Video game films are, by and large, crap. Anyone with even a cursory knowledge of cinema is aware of this. To that point, even the ones considered to be the better examples of the genre are still rather middling. The original Mortal Kombat can charitably be called that, so this new version isn’t exactly treading over hallowed ground. So, it’s to my surprise that this movie…isn’t bad. There’s fun to be had with this deeply silly, overly violent, and paper thin action flick. With expectations kept thoroughly in check, it’s even enjoyable on some levels. Especially if you have an HBO Max subscription, the price is right.
Mortal Kombat know what it is, that’s for sure. It’s catering to fans of the game franchise who always wished that the bloody carnage of the fighting series was translated more directly on the big screen. As fan service goes, it’s well executed (no pun intended). Of course, that comes with its own issues, but in terms of satisfying fans, it’s not a stretch to anticipate that this will do the trick.
The plot is a major weak point, in that it’s overly complicated while being deeply stupid. We’re given a prologue where Bi-Han (Joe Taslim) seeks to eliminate the bloodline of Hanzo Hasashi (Hiroyuki Sanada). He achieves that goes, or so he thinks, as a daughter is left alive, taken and cared for by Lord Raiden (Tadanobu Asano). Centuries later, that descendant is Chicago fighter Cole Young (Lewis Tan). Cole is unaware, until now, that he’s got the mark that signals he’s one of Earth’s champions in the game of, you guessed it…Mortal Kombat.
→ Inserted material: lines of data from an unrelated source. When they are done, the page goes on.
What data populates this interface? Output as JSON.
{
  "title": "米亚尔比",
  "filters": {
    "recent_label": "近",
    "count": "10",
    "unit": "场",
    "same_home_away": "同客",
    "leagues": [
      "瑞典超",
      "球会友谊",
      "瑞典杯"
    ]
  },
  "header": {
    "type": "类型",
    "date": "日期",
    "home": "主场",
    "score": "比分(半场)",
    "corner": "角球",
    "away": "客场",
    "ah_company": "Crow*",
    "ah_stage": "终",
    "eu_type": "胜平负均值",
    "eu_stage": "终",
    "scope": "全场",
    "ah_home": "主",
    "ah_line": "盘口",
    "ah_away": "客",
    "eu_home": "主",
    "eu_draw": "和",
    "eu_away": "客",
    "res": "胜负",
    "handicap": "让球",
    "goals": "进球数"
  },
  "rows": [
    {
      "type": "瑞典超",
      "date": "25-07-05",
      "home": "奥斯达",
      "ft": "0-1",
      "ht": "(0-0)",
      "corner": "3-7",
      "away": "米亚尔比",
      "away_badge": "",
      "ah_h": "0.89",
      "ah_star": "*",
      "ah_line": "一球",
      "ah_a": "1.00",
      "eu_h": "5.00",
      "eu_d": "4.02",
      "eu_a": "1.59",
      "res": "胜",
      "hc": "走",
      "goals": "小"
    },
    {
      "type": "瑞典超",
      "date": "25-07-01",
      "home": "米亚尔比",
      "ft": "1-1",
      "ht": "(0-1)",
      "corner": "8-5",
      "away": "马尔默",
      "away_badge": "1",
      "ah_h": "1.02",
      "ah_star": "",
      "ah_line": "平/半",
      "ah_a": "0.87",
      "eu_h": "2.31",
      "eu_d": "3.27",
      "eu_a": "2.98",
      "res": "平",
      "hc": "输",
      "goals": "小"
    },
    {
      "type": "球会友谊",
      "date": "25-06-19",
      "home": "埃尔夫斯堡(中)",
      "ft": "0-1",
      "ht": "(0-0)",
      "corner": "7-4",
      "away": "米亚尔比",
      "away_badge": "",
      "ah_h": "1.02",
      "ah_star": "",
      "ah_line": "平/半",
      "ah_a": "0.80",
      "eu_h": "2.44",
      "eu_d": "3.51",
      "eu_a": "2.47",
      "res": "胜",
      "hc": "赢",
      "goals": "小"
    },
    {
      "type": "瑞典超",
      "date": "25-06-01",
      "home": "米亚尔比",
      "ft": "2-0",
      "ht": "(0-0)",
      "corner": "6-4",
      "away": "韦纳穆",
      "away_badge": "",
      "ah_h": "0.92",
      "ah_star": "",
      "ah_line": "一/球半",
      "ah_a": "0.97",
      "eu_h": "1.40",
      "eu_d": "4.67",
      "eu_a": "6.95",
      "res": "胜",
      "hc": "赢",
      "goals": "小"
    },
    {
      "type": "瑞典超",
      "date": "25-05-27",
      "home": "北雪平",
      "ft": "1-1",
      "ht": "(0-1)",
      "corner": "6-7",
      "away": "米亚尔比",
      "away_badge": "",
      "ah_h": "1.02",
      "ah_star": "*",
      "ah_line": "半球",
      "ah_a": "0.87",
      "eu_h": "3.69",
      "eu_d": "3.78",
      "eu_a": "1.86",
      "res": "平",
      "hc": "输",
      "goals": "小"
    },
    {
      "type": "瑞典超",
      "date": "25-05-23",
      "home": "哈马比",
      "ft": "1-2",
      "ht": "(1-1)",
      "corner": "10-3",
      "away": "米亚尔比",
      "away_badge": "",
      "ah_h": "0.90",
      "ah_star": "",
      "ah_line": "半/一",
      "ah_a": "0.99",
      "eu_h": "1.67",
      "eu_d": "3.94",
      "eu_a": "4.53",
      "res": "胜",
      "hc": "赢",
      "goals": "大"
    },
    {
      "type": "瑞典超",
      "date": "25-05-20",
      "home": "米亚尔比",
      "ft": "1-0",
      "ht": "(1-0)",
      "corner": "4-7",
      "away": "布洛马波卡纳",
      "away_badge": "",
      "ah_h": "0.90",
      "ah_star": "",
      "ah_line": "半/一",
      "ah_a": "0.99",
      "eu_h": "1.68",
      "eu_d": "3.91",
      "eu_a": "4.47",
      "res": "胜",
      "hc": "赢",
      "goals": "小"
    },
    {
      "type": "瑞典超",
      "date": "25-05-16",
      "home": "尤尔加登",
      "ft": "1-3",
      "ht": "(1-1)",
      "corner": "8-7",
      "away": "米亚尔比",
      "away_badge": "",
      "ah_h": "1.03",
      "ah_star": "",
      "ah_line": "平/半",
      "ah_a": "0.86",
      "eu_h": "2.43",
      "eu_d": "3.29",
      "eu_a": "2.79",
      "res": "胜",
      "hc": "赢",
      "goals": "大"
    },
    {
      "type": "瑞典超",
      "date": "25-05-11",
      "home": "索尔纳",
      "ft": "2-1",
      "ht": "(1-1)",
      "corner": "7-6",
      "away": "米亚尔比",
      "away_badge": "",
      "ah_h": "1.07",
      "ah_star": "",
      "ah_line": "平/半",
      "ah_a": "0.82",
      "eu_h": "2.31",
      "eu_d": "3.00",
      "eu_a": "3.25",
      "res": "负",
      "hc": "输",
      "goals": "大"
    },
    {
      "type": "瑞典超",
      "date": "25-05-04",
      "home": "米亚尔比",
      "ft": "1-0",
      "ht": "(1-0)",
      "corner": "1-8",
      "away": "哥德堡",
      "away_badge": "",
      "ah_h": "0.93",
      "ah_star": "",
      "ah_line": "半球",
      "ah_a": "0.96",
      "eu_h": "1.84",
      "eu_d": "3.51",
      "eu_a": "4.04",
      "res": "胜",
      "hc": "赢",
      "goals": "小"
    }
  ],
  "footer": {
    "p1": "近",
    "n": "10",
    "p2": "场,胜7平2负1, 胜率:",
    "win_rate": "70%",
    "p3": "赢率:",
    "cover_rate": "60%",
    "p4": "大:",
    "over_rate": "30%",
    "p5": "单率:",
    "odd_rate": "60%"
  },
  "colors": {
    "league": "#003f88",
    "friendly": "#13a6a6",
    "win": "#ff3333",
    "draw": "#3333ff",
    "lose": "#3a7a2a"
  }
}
Dispatched to Earth by Chang Tsun (Chin Han), Bi-Han, now going by Sub-Zero, is going to kill Cole and the other champions, winning the tournament for their realm. However, Cole is alerted to this by Jax (Mehcad Brooks), who links them up with Sonya Blade (Jessica McNamee). Together, along with others like Kano (Josh Lawson) and Liu Kang (Ludi Lin), they begin training for the epic fight to come.
The acting, much like the plotting, is nothing to write home about. Lewis Tan is a forgettable lead, but he fares the best of the bunch. Everyone plays their roles very broadly and on the nose, befitting a lower budgeted production. That might have had charm in more of a B-movie, but the atmosphere here is would-be blockbuster, so it’s noticeable, and not in a good way. Again though, does anyone expect this film to have high caliber acting in it?
Director Simon McQuoid knows that he’s there to make the fights pop, and they truly do. Whereas the screenplay by Dave Callaham, Greg Russo, and Oren Uziel is rough stuff, the visuals are effectively gross. The less logic or story involved, the better Mortal Kombat fares. The rules of the tournament are almost impossible to figure out, but no one here really cares about that. They’re all vying to make you feel like you’re watching the game come to life. In that regard, it succeeds more than it fails.
Mortal Kombat is among the best video game adaptations to date, but what does that truly mean? If you like the games, watching many of the classic characters come to life in this way will prove satisfying. If you’re not a fan of theirs, or unaware, this will probably seem deeply stupid. The truth is somewhere in between. The film isn’t quite worthy of a recommendation, but it’s better than expected. Where you fall on the Mortal Kombat spectrum probably dictates if the movie is worth your time.